Goldman Sachs (NYSE:GS) recently stated that it sees gold's rally as fleeting, believing it will drop to $1000 per ounce by the end of the year. Contrary to Goldman, we remain bullish on the precious metal and see further gains this year.
Sourced from Bullion Vault.
Why are Goldman Sachs betting on an almost 17 percent decline in bullion?
Goldman Sachs is defying the rest of the market by still believing there will be three interest rate hikes by the Federal Reserve in 2016, which is actually a sensible reduction from the four it was previously expecting. It has hinted that each rate hike will knock gold down by around $50 an ounce. Stating that it sees bullion dropping to $1,100 in three months, then $1,050 in six months and finally $1,000 in 12 months. We completely understand the logic behind Goldman's gold forecast. We are sure many readers would agree that If there were three rate hikes this year then there is a strong chance that gold would decline to $1,000 an ounce or even below. After all, who needs the safe-haven of gold if the US economy is strong enough for three rate hikes. But after Janet Yellen spoke in Congress this week we find it hard to fathom how three rate hikes could possibly occur this year. At best it is looking like one rate hike from the Fed. We have previously had the view of more than one rate hike in 2016, but like many market commentators, we have had to revaluate our view considering the state of the global economy and financial markets. We just don't believe that the US economy is strong enough at present to withstand three rate rises this year.
The bank also pointed out a downside risk in Russia and China reducing their bullion purchases. It makes a fair point about Russia, but China still has an overwhelming appetite for gold that we don't see stopping any time soon. Admittedly, as China is estimated by Wells Fargo to be purchasing 40 percent of all the gold that is pulled out of the ground each year, we feel a drop in demand from China would cause oversupply issues and a pull back in price. As a lot of the gold imported is apparently going into the hands of wealthy Chinese, we don't see any reason why this should stop. This is a country which last year overtook the United States as the country with the most billionaires after all, as well as having the largest middle class population in the world estimated to be 109 million adults. For this reason we feel confident Chinese demand will continue for the foreseeable future despite concerns of an economic slowdown there.
Sourced from Bloomberg.
We think that the continued volatility will send gold even higher.
At the moment the only index that seems to be rising is the VIX, also known as the CBOE Volatility Index, which is pictured above.
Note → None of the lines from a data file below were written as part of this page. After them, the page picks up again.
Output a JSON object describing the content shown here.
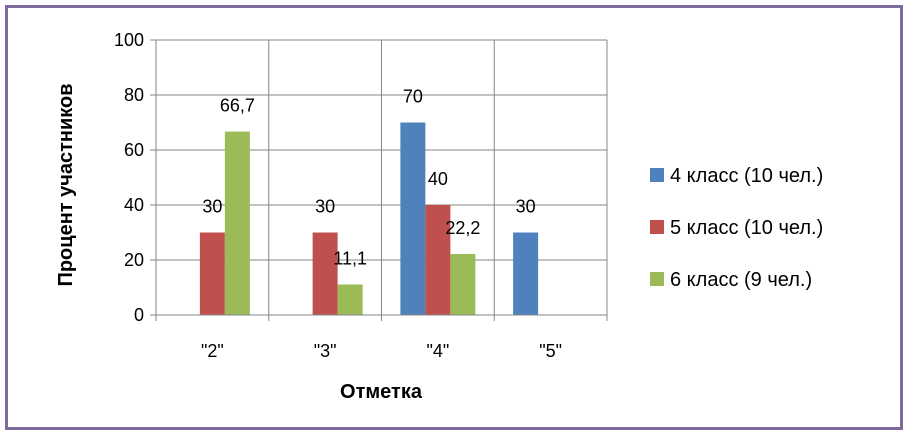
{
  "chart_data": {
    "type": "bar",
    "categories": [
      "\"2\"",
      "\"3\"",
      "\"4\"",
      "\"5\""
    ],
    "series": [
      {
        "name": "4 класс (10 чел.)",
        "values": [
          null,
          null,
          70,
          30
        ],
        "labels": [
          "",
          "",
          "70",
          "30"
        ],
        "color": "#4f81bd"
      },
      {
        "name": "5 класс (10 чел.)",
        "values": [
          30,
          30,
          40,
          null
        ],
        "labels": [
          "30",
          "30",
          "40",
          ""
        ],
        "color": "#c0504d"
      },
      {
        "name": "6 класс (9 чел.)",
        "values": [
          66.7,
          11.1,
          22.2,
          null
        ],
        "labels": [
          "66,7",
          "11,1",
          "22,2",
          ""
        ],
        "color": "#9bbb59"
      }
    ],
    "yticks": [
      "0",
      "20",
      "40",
      "60",
      "80",
      "100"
    ],
    "ylim": [
      0,
      100
    ],
    "xlabel": "Отметка",
    "ylabel": "Процент участников",
    "grid": true,
    "legend": "right",
    "frame_color": "#7f6a9c"
  }
}
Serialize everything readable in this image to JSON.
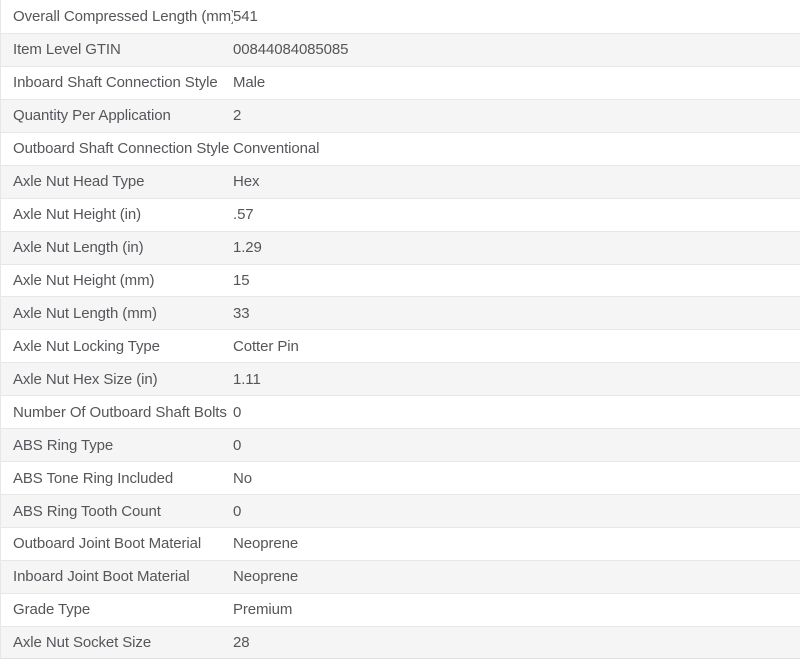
{
  "colors": {
    "background": "#ffffff",
    "stripe": "#f5f5f5",
    "border": "#e7e7e7",
    "text": "#54565a"
  },
  "table": {
    "rows": [
      {
        "label": "Overall Compressed Length (mm)",
        "value": "541"
      },
      {
        "label": "Item Level GTIN",
        "value": "00844084085085"
      },
      {
        "label": "Inboard Shaft Connection Style",
        "value": "Male"
      },
      {
        "label": "Quantity Per Application",
        "value": "2"
      },
      {
        "label": "Outboard Shaft Connection Style",
        "value": "Conventional"
      },
      {
        "label": "Axle Nut Head Type",
        "value": "Hex"
      },
      {
        "label": "Axle Nut Height (in)",
        "value": ".57"
      },
      {
        "label": "Axle Nut Length (in)",
        "value": "1.29"
      },
      {
        "label": "Axle Nut Height (mm)",
        "value": "15"
      },
      {
        "label": "Axle Nut Length (mm)",
        "value": "33"
      },
      {
        "label": "Axle Nut Locking Type",
        "value": "Cotter Pin"
      },
      {
        "label": "Axle Nut Hex Size (in)",
        "value": "1.11"
      },
      {
        "label": "Number Of Outboard Shaft Bolts",
        "value": "0"
      },
      {
        "label": "ABS Ring Type",
        "value": "0"
      },
      {
        "label": "ABS Tone Ring Included",
        "value": "No"
      },
      {
        "label": "ABS Ring Tooth Count",
        "value": "0"
      },
      {
        "label": "Outboard Joint Boot Material",
        "value": "Neoprene"
      },
      {
        "label": "Inboard Joint Boot Material",
        "value": "Neoprene"
      },
      {
        "label": "Grade Type",
        "value": "Premium"
      },
      {
        "label": "Axle Nut Socket Size",
        "value": "28"
      }
    ]
  }
}
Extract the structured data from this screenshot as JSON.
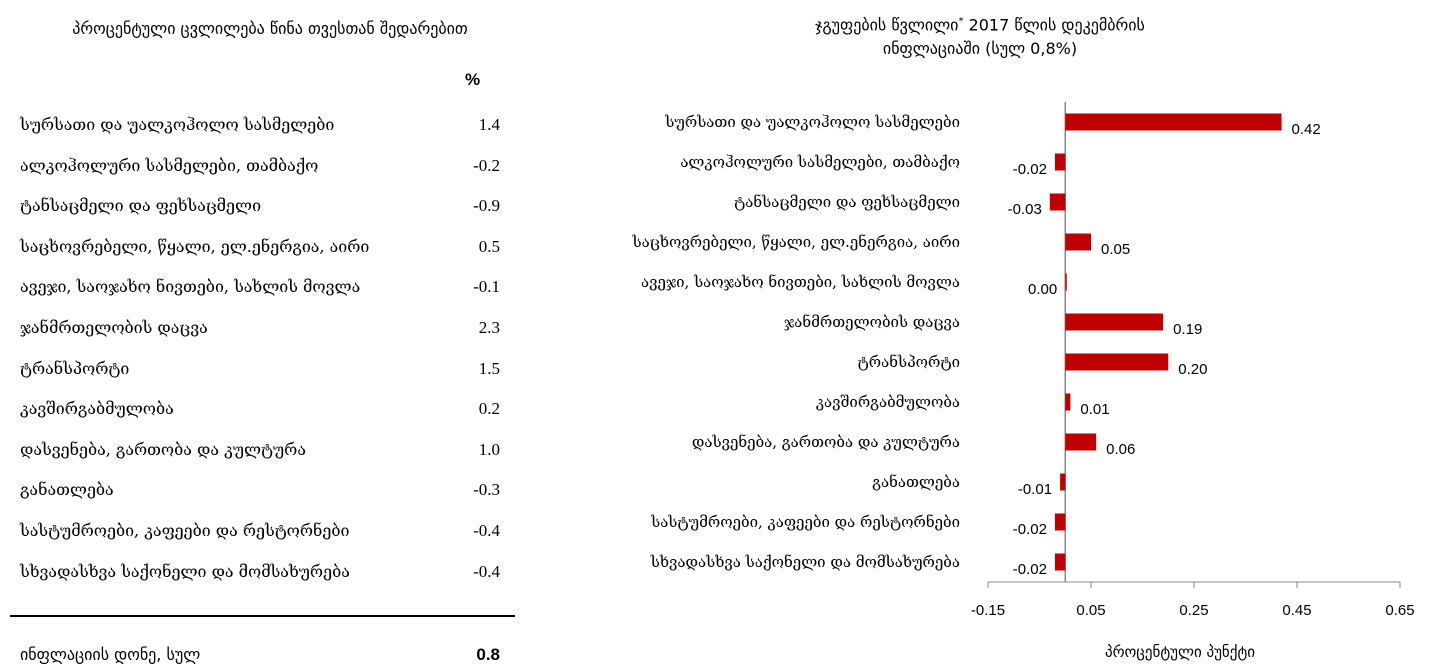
{
  "left_table": {
    "title": "პროცენტული ცვლილება წინა თვესთან შედარებით",
    "unit": "%",
    "rows": [
      {
        "label": "სურსათი და უალკოჰოლო სასმელები",
        "value": "1.4"
      },
      {
        "label": "ალკოჰოლური სასმელები, თამბაქო",
        "value": "-0.2"
      },
      {
        "label": "ტანსაცმელი და ფეხსაცმელი",
        "value": "-0.9"
      },
      {
        "label": "საცხოვრებელი, წყალი, ელ.ენერგია, აირი",
        "value": "0.5"
      },
      {
        "label": "ავეჯი, საოჯახო ნივთები, სახლის მოვლა",
        "value": "-0.1"
      },
      {
        "label": "ჯანმრთელობის დაცვა",
        "value": "2.3"
      },
      {
        "label": "ტრანსპორტი",
        "value": "1.5"
      },
      {
        "label": "კავშირგაბმულობა",
        "value": "0.2"
      },
      {
        "label": "დასვენება, გართობა და კულტურა",
        "value": "1.0"
      },
      {
        "label": "განათლება",
        "value": "-0.3"
      },
      {
        "label": "სასტუმროები, კაფეები და რესტორნები",
        "value": "-0.4"
      },
      {
        "label": "სხვადასხვა საქონელი და მომსახურება",
        "value": "-0.4"
      }
    ],
    "total": {
      "label": "ინფლაციის დონე, სულ",
      "value": "0.8"
    }
  },
  "chart_data": {
    "type": "bar",
    "orientation": "horizontal",
    "title_line1": "ჯგუფების წვლილი",
    "title_mark": "*",
    "title_line1_rest": " 2017 წლის დეკემბრის",
    "title_line2": "ინფლაციაში (სულ 0,8%)",
    "xlabel": "პროცენტული პუნქტი",
    "xlim": [
      -0.15,
      0.65
    ],
    "xticks": [
      "-0.15",
      "0.05",
      "0.25",
      "0.45",
      "0.65"
    ],
    "bar_color": "#c00000",
    "categories": [
      "სურსათი და უალკოჰოლო სასმელები",
      "ალკოჰოლური სასმელები, თამბაქო",
      "ტანსაცმელი და ფეხსაცმელი",
      "საცხოვრებელი, წყალი, ელ.ენერგია, აირი",
      "ავეჯი, საოჯახო ნივთები, სახლის მოვლა",
      "ჯანმრთელობის დაცვა",
      "ტრანსპორტი",
      "კავშირგაბმულობა",
      "დასვენება, გართობა და კულტურა",
      "განათლება",
      "სასტუმროები, კაფეები და რესტორნები",
      "სხვადასხვა საქონელი და მომსახურება"
    ],
    "values": [
      0.42,
      -0.02,
      -0.03,
      0.05,
      0.0,
      0.19,
      0.2,
      0.01,
      0.06,
      -0.01,
      -0.02,
      -0.02
    ],
    "value_labels": [
      "0.42",
      "-0.02",
      "-0.03",
      "0.05",
      "0.00",
      "0.19",
      "0.20",
      "0.01",
      "0.06",
      "-0.01",
      "-0.02",
      "-0.02"
    ]
  }
}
Being a measure of volatility there is a strong correlation between its rise and the rise of gold. When investors get spooked by the unpredictability of volatile markets they invariably flight to gold. With oil prices hitting new lows we only see volatility getting worse in the weeks ahead. Let's not forget also that this week the Chinese markets have been closed. How they react to this week's market events, such as the Nikkei 225 dropping dramatically and the fall in commodities, promises to make financial markets very unstable next week.
We also think that the intense speculation surrounding central banks' next moves will contribute to an increase in volatility. With many of the world's largest central banks teetering on interest rate decisions to counter low inflation, nobody quite knows what is going to happen next. This could lead more and more investors to bullion.
We happily went long on gold at $1,180.
We felt confident enough to open a long position at $1,180 and fully expect gold to rise to $1,400 this year. We doubt it will be as plain sailing to $1,400, as it was from $1,060 to $1,200, but there is certainly a lot of fear in the markets that could propel gold to these heights sooner rather than later. Should gold hit $1,400 it would be a return of approximately 16.5 percent from where gold was trading at the time of writing.
For those that are very bullish on bullion the ProShares Ultra Gold ETF (NYSEARCA:UGL) could be a good option. This ETF doubles the return on your gold investments, but use with caution, it also doubles your losses. As we mentioned above, our target price is approximately 16.5 percent away from the current trading price. Doubling up with UGL would give you a 33 percent return if everything went to plan.
As far as ETFs go our preference is the regular old SPDR Gold Trust ETF (NYSEARCA:GLD). These are volatile financial markets after all, and let's be honest, nobody quite knows what central banks are thinking these days. Some believe the economic uncertainty that the world faces could lead to unconventional moves by many central banks, much like that Bank of Japan's negative rates, so it really can pay to be conservative.
Best of luck with your trades!
Disclosure: I am/we are long GLD.
I wrote this article myself, and it expresses my own opinions. I am not receiving compensation for it (other than from Seeking Alpha). I have no business relationship with any company whose stock is mentioned in this article.